NH54A-07
Observing Volcanic Thermal Anomalies from Space: How Accurate is the Estimation of the Hotspot's Size and Temperature?
Friday, 18 December 2015: 17:30
309 (Moscone South)
Leonie Pick1, Klemen Zaksek1, Valerio Lombardo2 and Matthias KG Hort3, (1)University of Hamburg, Hamburg, Germany, (2)National Institute of Geophysics and Volcanology, Rome, Italy, (3)ZMAW Center for Marine and Atmospheric Sciences, Hamburg, Germany
Abstract:
Measuring the heat emission from active volcanic features on the basis of infrared satellite images contributes to the volcano's hazard assessment. Because these thermal anomalies only occupy a small fraction (< 1 %) of a typically resolved target pixel (e.g. from Landsat 7, MODIS) the accurate determination of the hotspot's size and temperature is however problematic. Conventionally this is overcome by comparing observations in at least two separate infrared spectral wavebands (Dual-Band method). We investigate the resolution limits of this thermal un-mixing technique by means of a uniquely designed indoor analog experiment.

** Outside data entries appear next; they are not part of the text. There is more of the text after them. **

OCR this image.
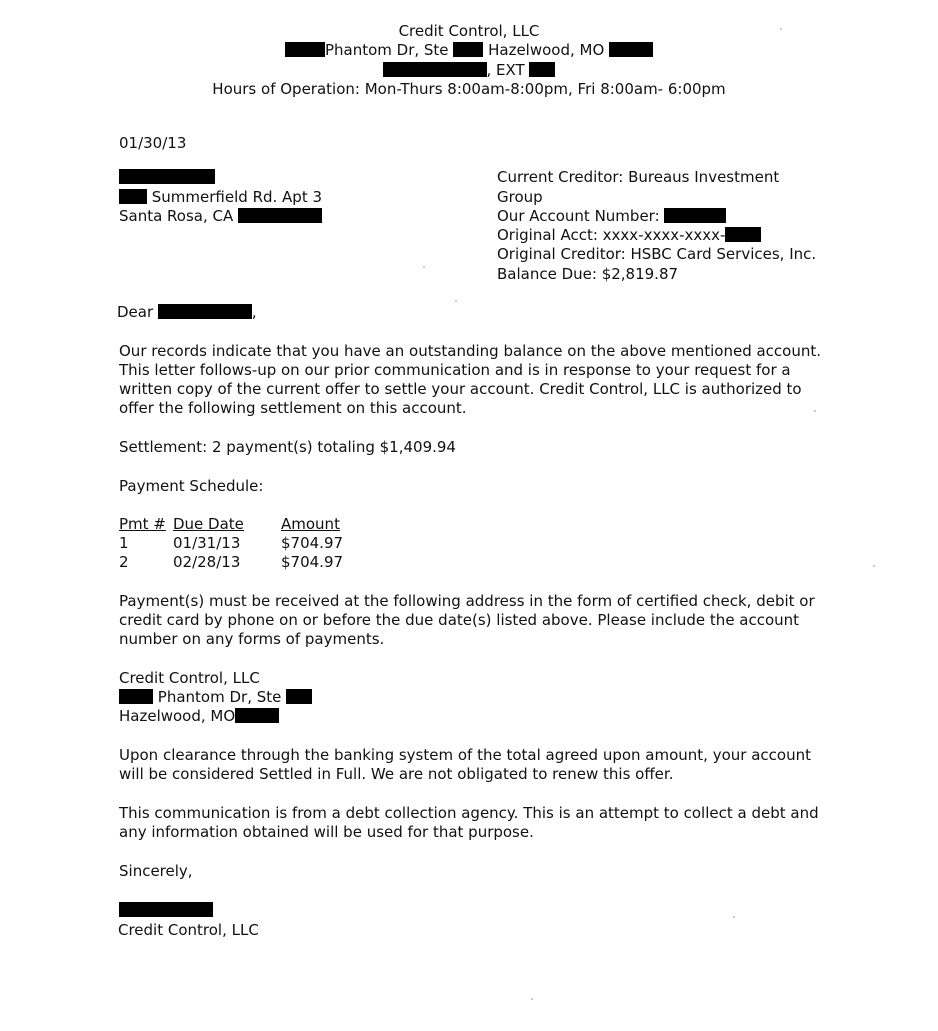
Credit Control, LLC
Phantom Dr, Ste	Hazelwood, MO
, EXT
Hours of Operation: Mon-Thurs 8:00am-8:00pm, Fri 8:00am- 6:00pm
01/30/13
Summerfield Rd. Apt 3
Santa Rosa, CA
Current Creditor: Bureaus Investment
Group
Our Account Number:
Original Acct: xxxx-xxxx-xxxx-
Original Creditor: HSBC Card Services, Inc.
Balance Due: $2,819.87
Dear	,
Our records indicate that you have an outstanding balance on the above mentioned account.
This letter follows-up on our prior communication and is in response to your request for a
written copy of the current offer to settle your account. Credit Control, LLC is authorized to
offer the following settlement on this account.
Settlement: 2 payment(s) totaling $1,409.94
Payment Schedule:
Pmt # Due Date Amount
1	01/31/13	$704.97
2	02/28/13	$704.97
Payment(s) must be received at the following address in the form of certified check, debit or
credit card by phone on or before the due date(s) listed above. Please include the account
number on any forms of payments.
Credit Control, LLC
Phantom Dr, Ste
Hazelwood, MO
Upon clearance through the banking system of the total agreed upon amount, your account
will be considered Settled in Full. We are not obligated to renew this offer.
This communication is from a debt collection agency. This is an attempt to collect a debt and
any information obtained will be used for that purpose.
Sincerely,
Credit Control, LLC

Therein the volcanic feature is simulated by an electrical heating alloy of 0.5 mm diameter installed on a plywood panel of high emissivity. Two thermographic cameras (VarioCam high resolution and ImageIR 8300 by Infratec) record images of the artificial heat source in wavebands comparable to those available from satellite data. These range from the short-wave infrared (1.4–3 µm) over the mid-wave infrared (3–8 µm) to the thermal infrared (8–15 µm). In the conducted experiment the pixel fraction of the hotspot was successively reduced by increasing the camera-to-target distance from 3 m to 35 m. On the basis of an individual target pixel the expected decrease of the hotspot pixel area with distance at a relatively constant wire temperature of around 600 °C was confirmed. The deviation of the hotspot's pixel fraction yielded by the Dual-Band method from the theoretically calculated one was found to be within 20 % up until a target distance of 25 m. This means that a reliable estimation of the hotspot size is only possible if the hotspot is larger than about 3 % of the pixel area, a resolution boundary most remotely sensed volcanic hotspots fall below. Future efforts will focus on the investigation of a resolution limit for the hotspot's temperature by varying the alloy's amperage. Moreover, the un-mixing results for more realistic multi-component target pixel consisting of more than two thermally distinct features should be analyzed.